Respiratory Distress Syndrome of the Newborn



Summary: Respiratory distress syndrome of the newborn is also known as Infant Respiratory Distress Syndrome, Neonatal Respiratory Distress Syndrome and was once know as Hyaline Membrane Disease.

Premature babies develop a syndrome caused by insufficient surfactant production and the structure of the lungs are immature.  It can be caused by a genetic problem that causes a problem producing proteins for surfactant.

Approximately 1% of newborns suffer from it and it is the main cause of death in preemies.  As the fetus ages the incidence of RSD drops from 50% at 26-28 weeks to about 25% at 30-31 weeks.

RDS begins just before birth and the baby has rapid breathing and heart rates, irregular movements of the chest wall, grunting when exhaling, the nostrils flare and a bluish tone to the skin (cyanosis) when breathing.

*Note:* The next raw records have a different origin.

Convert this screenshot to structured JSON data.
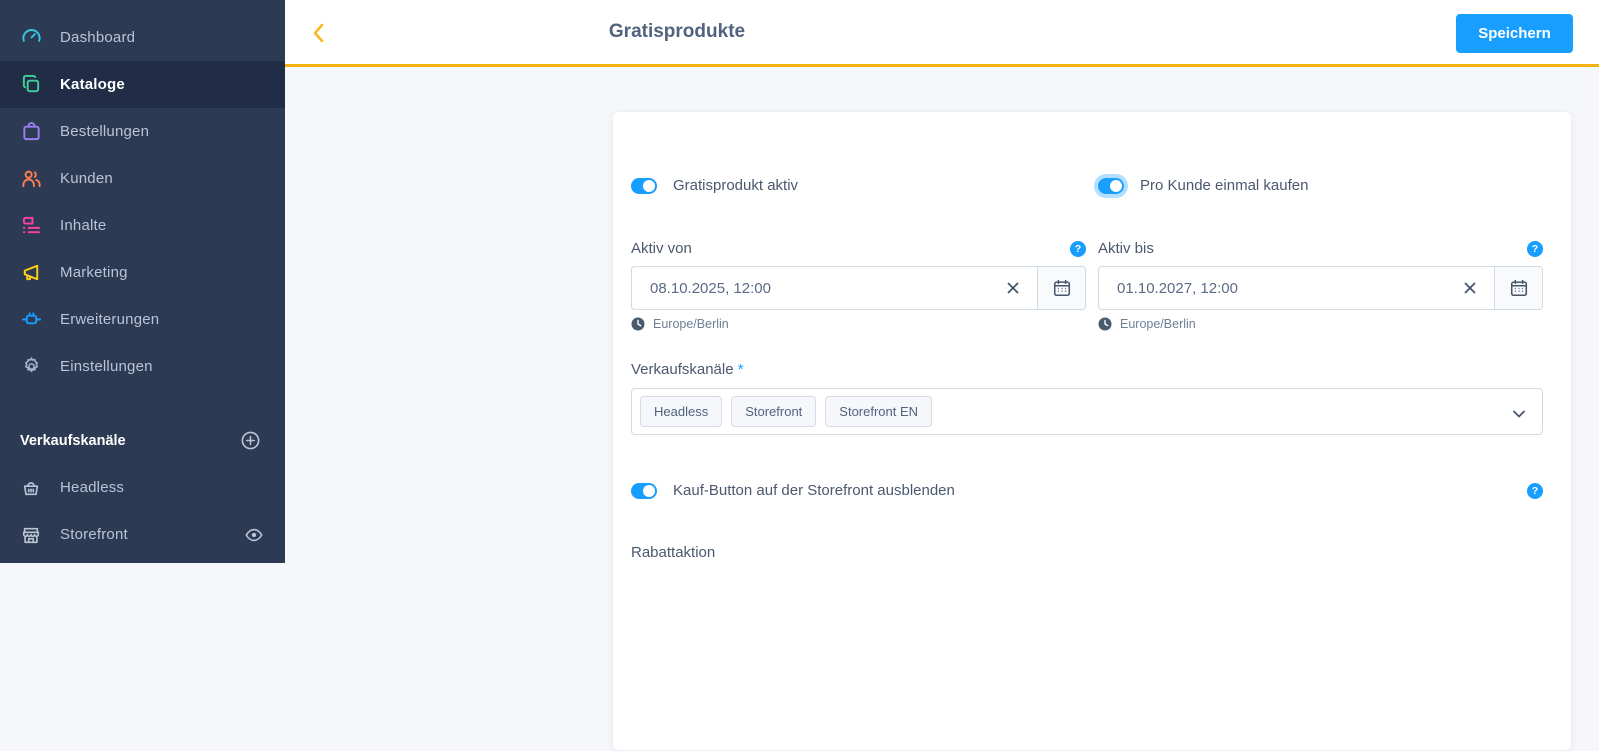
{
  "colors": {
    "sidebar_bg": "#2d3a53",
    "sidebar_active_bg": "#212d47",
    "accent_blue": "#189eff",
    "module_amber": "#f5b312",
    "icon_dashboard": "#35c7e8",
    "icon_catalog": "#43cf9c",
    "icon_orders": "#9d7ef5",
    "icon_customers": "#ff7d52",
    "icon_content": "#ff3ea5",
    "icon_marketing": "#ffd013",
    "icon_extensions": "#189eff",
    "icon_settings": "#a9b4c7"
  },
  "sidebar": {
    "items": [
      {
        "label": "Dashboard"
      },
      {
        "label": "Kataloge"
      },
      {
        "label": "Bestellungen"
      },
      {
        "label": "Kunden"
      },
      {
        "label": "Inhalte"
      },
      {
        "label": "Marketing"
      },
      {
        "label": "Erweiterungen"
      },
      {
        "label": "Einstellungen"
      }
    ],
    "section_label": "Verkaufskanäle",
    "channels": [
      {
        "label": "Headless"
      },
      {
        "label": "Storefront"
      }
    ]
  },
  "header": {
    "title": "Gratisprodukte",
    "save_label": "Speichern"
  },
  "glyphs": {
    "help": "?"
  },
  "form": {
    "toggle_active": {
      "label": "Gratisprodukt aktiv",
      "state": "on"
    },
    "toggle_once": {
      "label": "Pro Kunde einmal kaufen",
      "state": "on"
    },
    "active_from": {
      "label": "Aktiv von",
      "value": "08.10.2025, 12:00",
      "timezone": "Europe/Berlin"
    },
    "active_until": {
      "label": "Aktiv bis",
      "value": "01.10.2027, 12:00",
      "timezone": "Europe/Berlin"
    },
    "sales_channels": {
      "label": "Verkaufskanäle",
      "required_mark": "*",
      "tags": [
        "Headless",
        "Storefront",
        "Storefront EN"
      ]
    },
    "toggle_hide_buy": {
      "label": "Kauf-Button auf der Storefront ausblenden",
      "state": "on"
    },
    "discount_section_label": "Rabattaktion"
  }
}
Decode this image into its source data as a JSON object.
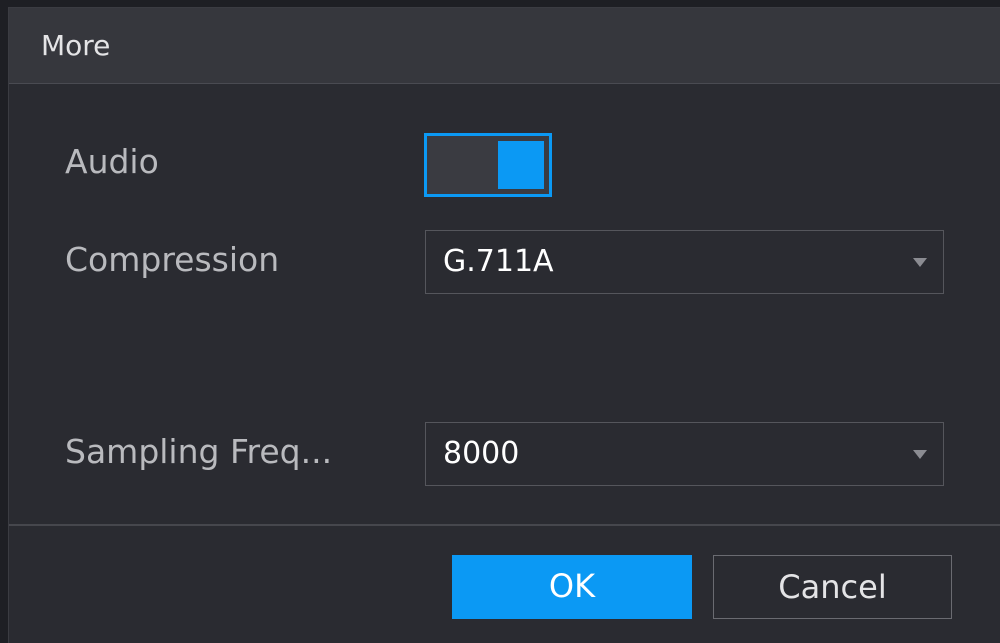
{
  "dialog": {
    "title": "More",
    "audio": {
      "label": "Audio",
      "enabled": true
    },
    "compression": {
      "label": "Compression",
      "value": "G.711A"
    },
    "sampling_frequency": {
      "label": "Sampling Freq...",
      "value": "8000"
    },
    "buttons": {
      "ok": "OK",
      "cancel": "Cancel"
    }
  },
  "colors": {
    "accent": "#0b99f4",
    "background": "#2a2b31",
    "titlebar": "#36373d"
  }
}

The disease can cause respiratory failure with increased carbon dioxide in the blood and long episodes of apnea (breathing stops).  The course of disease lasts for two to three days even without treatment.  The first day the baby gets worse and needs a lot of support, on the second day he may be very stable and on the third day the situation is resolved.

Even though there have been major advances in the care of this problem, RDS is the leading cause of infant death in the first month of life.  Some complications of RDS is acidosis and low blood sugar, low blood pressure, changes in the lungs, and bleeding in the brain and be complicated by prematurely and under development of other organs.

On autopsy babies that die from respiratory distress syndrome exhibit a waxy material that line the alveoli (air sacs), bleeding in the lung and distension of the airways with damage to the cell lining.

I won’t go into the pathophysiology of RDS since it is very technical and difficult for some to grasp.

Can Hyaline Membrane Disease be prevented?

It can be treated and or eased if a mom about to deliver early is given one of a group of hormones glucocorticods, which can speed the production of surfactant.  If the baby is very premature it is given without checking fetal lung maturity.  If mom is more than 30 weeks pregnant the amount of surfactant can be tested by checking the level of surfactant in the amniotic fluid.

How do you treat RDS?

Oxygen is administered with a small amount of Continuous Positive Airway Pressure (CPAP) along with IV fluids to stabilize blood sugar, salts and blood pressure.  If the infant gets worse a breathing tube can be inserted in the trachea and breaths are given by a mechanical device (ventilator).

Very young preemies can be on the ventilator for a few months.  While on the machine the doctors may give the baby synthetic or animal surfactant through the breathing tube and can decrease the death rate of very small babies.  The death rate for babies over 27 weeks gestation is under 10%.